Because sexed semen has been tinkered with during the sexing process, it needs to be handled more carefully and more effort made to inseminate cows at the optimum time. Some people with particularly higher yielders claim they get as good conception rates with sexed as with conventional semen. This year, I decided to ‘man up’ and go 100% sexed semen. All I can say is that I am still far from convinced that sexed semen is the answer for us on our system.

We can consistently achieve the desired 60% conception rate with beef or conventional semen. With sexed, I would find 50% acceptable. Unfortunately, the reality is around 40%. What frustrates me most is the variation between bulls. Some bulls can do 60% no bother, while others are down under 30%.

For that reason we now work with a team of nine different bulls, buying only 20 straws of each to spread that risk. To rub salt in the wound, though, what really bashed the numbers this year was that one bull appears to have only one cow in calf out of 20 straws purchased. I cannot put in print what I think about that!

The last couple of years we have used Wagyu semen for the beef job. The attraction is that there is a fixed price contract, for bulls and heifers, and it lets us get a batch of calves away at between two-four weeks, and as a result takes the pressure off the system when we are at our busiest with calf rearing. I had heard mixed reports about Wagyu calves, but we have found them fine to work with and I would describe them as being like a plainer Aberdeen Angus.

Once that intensive month of AI is finished the Aberdeen Angus bull goes in. It is a big ask of a bull to get thrown in to tidy up in a block-calving environment. Arguably we should have at least two bulls, but the one we currently have is an awesome worker and, as long as his feet don’t go wrong, he seems able to hold his own.

That said, we always follow round behind him and AI everything with Aberdeen Angus semen as well. I don’t know how much we improve conception rates by doing so, but between us we appear to be getting two-thirds of cows holding in the second breeding cycle. The bull always looks rather offended that we follow behind him, but I’m afraid it is just too important that we get these girls in calf and we just can’t risk the day that something goes wrong and he doesn’t do his job. By the time you read this we will have pregnancy diagnosis results back from our last milk recording and we will have scanned our bulling heifers. Doubtless there will be a few disappointments to come in those, but, even allowing for that, I estimate that we could have around 200 cows in calf within the first six weeks.

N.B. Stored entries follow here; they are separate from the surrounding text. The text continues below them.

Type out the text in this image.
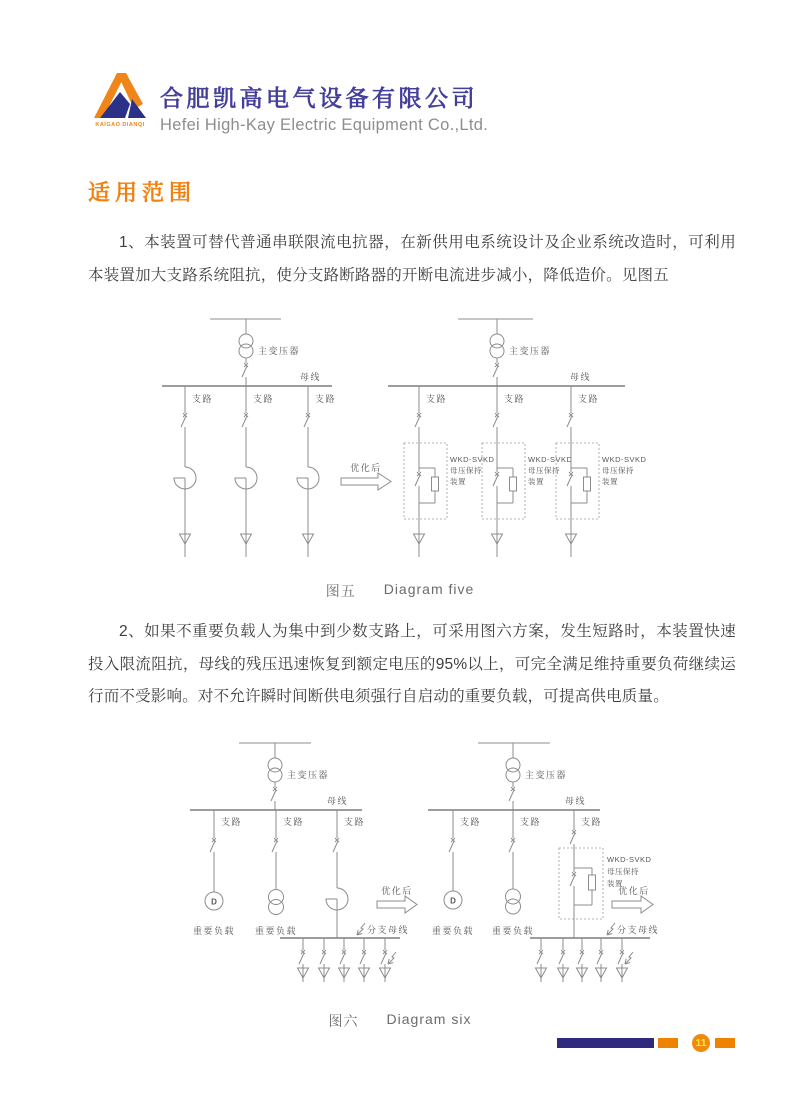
KAIGAO DIANQI
合肥凯高电气设备有限公司
Hefei High-Kay Electric Equipment Co.,Ltd.
适用范围

1、本装置可替代普通串联限流电抗器，在新供用电系统设计及企业系统改造时，可利用本装置加大支路系统阻抗，使分支路断路器的开断电流进步减小，降低造价。见图五

2、如果不重要负载人为集中到少数支路上，可采用图六方案，发生短路时，本装置快速投入限流阻抗，母线的残压迅速恢复到额定电压的95%以上，可完全满足维持重要负荷继续运行而不受影响。对不允许瞬时间断供电须强行自启动的重要负载，可提高供电质量。

主变压器
母线
支路	支路	支路
优化后
主变压器
母线
支路
WKD-SVKD
母压保持
装置
支路
WKD-SVKD
母压保持
装置
支路
WKD-SVKD
母压保持
装置
图五 Diagram five
主变压器
母线
支路
D
重要负载
支路
重要负载
支路
分支母线
优化后
主变压器
母线
支路
D
重要负载
支路
重要负载
支路
WKD-SVKD
母压保持
装置
分支母线
优化后
图六 Diagram six
11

This is the critical KPI for a block calver, and at around 80% that puts us in the ‘just about OK’ band, which I would take considering some of the aforementioned challenges. So, it is getting towards the final cycle in the serving block and last-chance saloon to get in calf.

I hate losing good cows out of the back of the block. Our final target is to have an empty rate of less than 10%. So, Johnnie Bull and I better keep to the task for one final push and see if we can tidy up as many of the stragglers as we possibly can.